Other Unstructured Grid Generation Techniques based on Advancing Front and Delaunay Triangulation

Besides the unstructured grid generation techniques explained previously, there are a few more techniques which employ the same basic principles, i.e., advancing front and Delaunay Triangulation. Some well known and successful techniques include ‘Advancing Front Delaunay Triangulation’ and ‘Advancing Front Point-Insertion’ Methods. Those techniques are basically extensions and/or combinations of the above two major principal techniques. Computational cost of the advancing-front Delaunay triangulation is O(n2) at worst cases, but usually O(nlogn) is expected, which is about the same as the Delaunay Point-Insertion Methods.
 

4. Future Directions

I will end this paper with some promising future directions. There are several problems in the area of grid generation that should be addressed in the future. Currently, it usually takes two to six weeks to prepare the geometry and volume grid for a detailed Navier-Stokes calculation. This time should be reduced to hours, and at the same time, the grid generated should be flexible and robust enough to handle computations dealing with high complexities. The grid generating process also should be run in a more automatic fashion to reduce human errors and time.

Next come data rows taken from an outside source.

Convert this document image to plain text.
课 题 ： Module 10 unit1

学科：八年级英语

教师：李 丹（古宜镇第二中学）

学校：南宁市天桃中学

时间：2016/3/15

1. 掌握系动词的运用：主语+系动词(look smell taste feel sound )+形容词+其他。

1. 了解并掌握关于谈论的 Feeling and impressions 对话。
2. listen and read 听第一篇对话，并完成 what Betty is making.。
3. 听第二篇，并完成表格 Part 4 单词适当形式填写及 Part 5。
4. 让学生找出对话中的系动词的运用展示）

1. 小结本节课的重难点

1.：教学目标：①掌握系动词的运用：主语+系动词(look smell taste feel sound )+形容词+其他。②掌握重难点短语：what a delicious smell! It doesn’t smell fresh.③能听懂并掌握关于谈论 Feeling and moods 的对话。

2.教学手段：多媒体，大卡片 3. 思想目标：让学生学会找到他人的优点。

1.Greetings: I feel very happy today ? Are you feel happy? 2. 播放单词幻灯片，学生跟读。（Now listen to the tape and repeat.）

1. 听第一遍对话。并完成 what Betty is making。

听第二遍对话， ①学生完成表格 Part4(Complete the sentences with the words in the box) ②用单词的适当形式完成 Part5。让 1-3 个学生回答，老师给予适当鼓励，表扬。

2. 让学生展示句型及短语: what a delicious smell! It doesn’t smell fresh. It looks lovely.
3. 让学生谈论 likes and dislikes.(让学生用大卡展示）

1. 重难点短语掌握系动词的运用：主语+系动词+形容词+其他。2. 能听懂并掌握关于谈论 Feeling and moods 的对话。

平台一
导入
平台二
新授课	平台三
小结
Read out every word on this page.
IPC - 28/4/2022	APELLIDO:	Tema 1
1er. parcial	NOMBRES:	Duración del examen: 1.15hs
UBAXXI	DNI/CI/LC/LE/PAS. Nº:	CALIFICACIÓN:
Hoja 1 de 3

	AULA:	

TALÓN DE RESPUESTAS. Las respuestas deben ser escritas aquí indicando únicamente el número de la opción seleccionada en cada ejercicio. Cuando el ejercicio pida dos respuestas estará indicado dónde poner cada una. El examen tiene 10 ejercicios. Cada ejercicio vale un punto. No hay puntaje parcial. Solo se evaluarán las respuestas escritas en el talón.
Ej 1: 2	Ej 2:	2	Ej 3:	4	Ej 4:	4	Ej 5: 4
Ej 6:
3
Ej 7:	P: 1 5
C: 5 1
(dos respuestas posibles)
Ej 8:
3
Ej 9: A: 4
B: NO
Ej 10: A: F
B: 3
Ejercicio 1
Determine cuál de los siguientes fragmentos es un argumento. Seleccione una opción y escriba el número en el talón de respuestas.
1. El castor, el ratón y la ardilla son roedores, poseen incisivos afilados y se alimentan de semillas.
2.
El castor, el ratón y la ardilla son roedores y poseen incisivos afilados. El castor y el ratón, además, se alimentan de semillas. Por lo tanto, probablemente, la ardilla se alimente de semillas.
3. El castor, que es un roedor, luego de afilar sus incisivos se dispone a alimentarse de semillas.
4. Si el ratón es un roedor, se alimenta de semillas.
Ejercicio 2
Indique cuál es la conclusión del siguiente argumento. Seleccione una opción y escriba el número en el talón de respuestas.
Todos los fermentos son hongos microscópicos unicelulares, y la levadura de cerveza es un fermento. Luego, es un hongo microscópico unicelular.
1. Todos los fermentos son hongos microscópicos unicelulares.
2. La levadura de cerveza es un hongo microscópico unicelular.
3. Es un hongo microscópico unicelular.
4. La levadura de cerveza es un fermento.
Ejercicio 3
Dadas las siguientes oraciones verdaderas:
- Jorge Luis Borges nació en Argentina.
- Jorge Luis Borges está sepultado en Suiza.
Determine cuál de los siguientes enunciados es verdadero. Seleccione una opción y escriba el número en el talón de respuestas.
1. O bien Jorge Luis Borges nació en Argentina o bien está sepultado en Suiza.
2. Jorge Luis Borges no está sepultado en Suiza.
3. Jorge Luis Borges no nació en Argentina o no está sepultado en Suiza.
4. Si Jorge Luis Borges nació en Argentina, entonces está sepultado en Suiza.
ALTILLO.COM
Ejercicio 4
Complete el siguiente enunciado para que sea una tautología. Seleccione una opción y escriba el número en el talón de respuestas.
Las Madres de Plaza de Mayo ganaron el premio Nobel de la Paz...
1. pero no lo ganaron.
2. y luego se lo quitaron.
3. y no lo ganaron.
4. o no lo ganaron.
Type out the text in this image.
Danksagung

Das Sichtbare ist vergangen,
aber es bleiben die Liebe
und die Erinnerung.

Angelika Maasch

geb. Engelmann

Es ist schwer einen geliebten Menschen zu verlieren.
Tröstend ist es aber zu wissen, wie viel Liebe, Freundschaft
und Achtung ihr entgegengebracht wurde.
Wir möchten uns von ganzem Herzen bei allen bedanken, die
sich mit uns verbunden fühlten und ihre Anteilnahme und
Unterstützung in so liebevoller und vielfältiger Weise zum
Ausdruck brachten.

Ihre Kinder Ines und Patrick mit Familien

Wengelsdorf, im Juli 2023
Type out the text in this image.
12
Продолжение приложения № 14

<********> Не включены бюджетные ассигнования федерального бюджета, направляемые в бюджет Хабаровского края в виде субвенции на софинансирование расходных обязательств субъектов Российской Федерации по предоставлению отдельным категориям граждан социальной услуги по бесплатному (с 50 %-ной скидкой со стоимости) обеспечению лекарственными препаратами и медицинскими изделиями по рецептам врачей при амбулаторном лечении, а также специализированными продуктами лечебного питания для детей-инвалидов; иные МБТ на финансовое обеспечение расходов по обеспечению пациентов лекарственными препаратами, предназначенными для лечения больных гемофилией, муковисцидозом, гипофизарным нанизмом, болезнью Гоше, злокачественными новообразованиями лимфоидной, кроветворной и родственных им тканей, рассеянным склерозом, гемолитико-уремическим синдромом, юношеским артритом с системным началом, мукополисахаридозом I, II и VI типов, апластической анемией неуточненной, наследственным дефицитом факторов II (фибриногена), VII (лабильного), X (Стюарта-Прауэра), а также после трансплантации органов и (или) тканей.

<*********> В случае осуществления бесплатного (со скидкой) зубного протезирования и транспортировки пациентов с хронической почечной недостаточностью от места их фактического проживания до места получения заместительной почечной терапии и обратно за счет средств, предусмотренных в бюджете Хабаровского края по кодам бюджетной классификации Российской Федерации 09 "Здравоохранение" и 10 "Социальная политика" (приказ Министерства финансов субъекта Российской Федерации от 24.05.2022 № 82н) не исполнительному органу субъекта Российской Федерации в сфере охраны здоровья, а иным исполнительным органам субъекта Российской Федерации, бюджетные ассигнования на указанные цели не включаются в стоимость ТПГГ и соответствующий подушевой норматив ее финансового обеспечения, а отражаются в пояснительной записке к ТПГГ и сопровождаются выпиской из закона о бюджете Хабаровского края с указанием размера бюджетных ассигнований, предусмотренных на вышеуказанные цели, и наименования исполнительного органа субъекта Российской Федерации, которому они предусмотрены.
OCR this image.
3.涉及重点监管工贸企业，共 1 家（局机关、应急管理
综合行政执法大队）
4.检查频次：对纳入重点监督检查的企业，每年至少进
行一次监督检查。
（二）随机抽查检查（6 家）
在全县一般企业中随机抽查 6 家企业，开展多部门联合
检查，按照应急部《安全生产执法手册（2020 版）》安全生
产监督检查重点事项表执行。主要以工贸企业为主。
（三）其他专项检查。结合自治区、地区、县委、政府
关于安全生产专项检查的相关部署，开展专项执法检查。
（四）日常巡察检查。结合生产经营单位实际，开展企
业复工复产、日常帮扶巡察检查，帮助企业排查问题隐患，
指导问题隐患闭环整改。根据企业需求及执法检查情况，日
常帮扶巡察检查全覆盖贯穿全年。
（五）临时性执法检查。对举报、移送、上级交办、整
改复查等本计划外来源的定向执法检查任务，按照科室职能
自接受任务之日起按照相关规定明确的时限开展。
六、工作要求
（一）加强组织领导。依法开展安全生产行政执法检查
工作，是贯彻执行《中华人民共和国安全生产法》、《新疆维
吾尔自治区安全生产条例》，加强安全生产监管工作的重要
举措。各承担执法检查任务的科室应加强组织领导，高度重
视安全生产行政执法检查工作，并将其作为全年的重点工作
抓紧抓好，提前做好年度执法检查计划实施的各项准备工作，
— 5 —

In case of unstructured grids, additional work is needed in order to allow the unstructured grid generations for the viscous flow computations. Also, the current unstructured grids demand a huge memory requirement, due to the needs to keep track of the vertex and cell information and their connectivities. Therefore, ways to reduce this memory requirement should also be explored.
 
 

References

[1] Shih, T. I-P, et al, "Algebraic Grid Generation for Complex Geometries", International Journal for Numerical Methods in Fluids, Vol. 13, p. 1-31, 1991.

[2] Mavriplis, D. J., "Unstructured Mesh Generation and Adaptivity", ICASE Report No. 95-26.

[3] Pirzadeh, S., "Structured Background Grids for Generation of Unstructured Grids by Advancing-Front method", AIAA Journal, Vol. 31, No. 2, p. 257-265,      Feb. 1993.

[4] Bowyer, A., "Computing Dirchlet tessellations", The Computer Journal, Vol. 24, No. 2, 1981.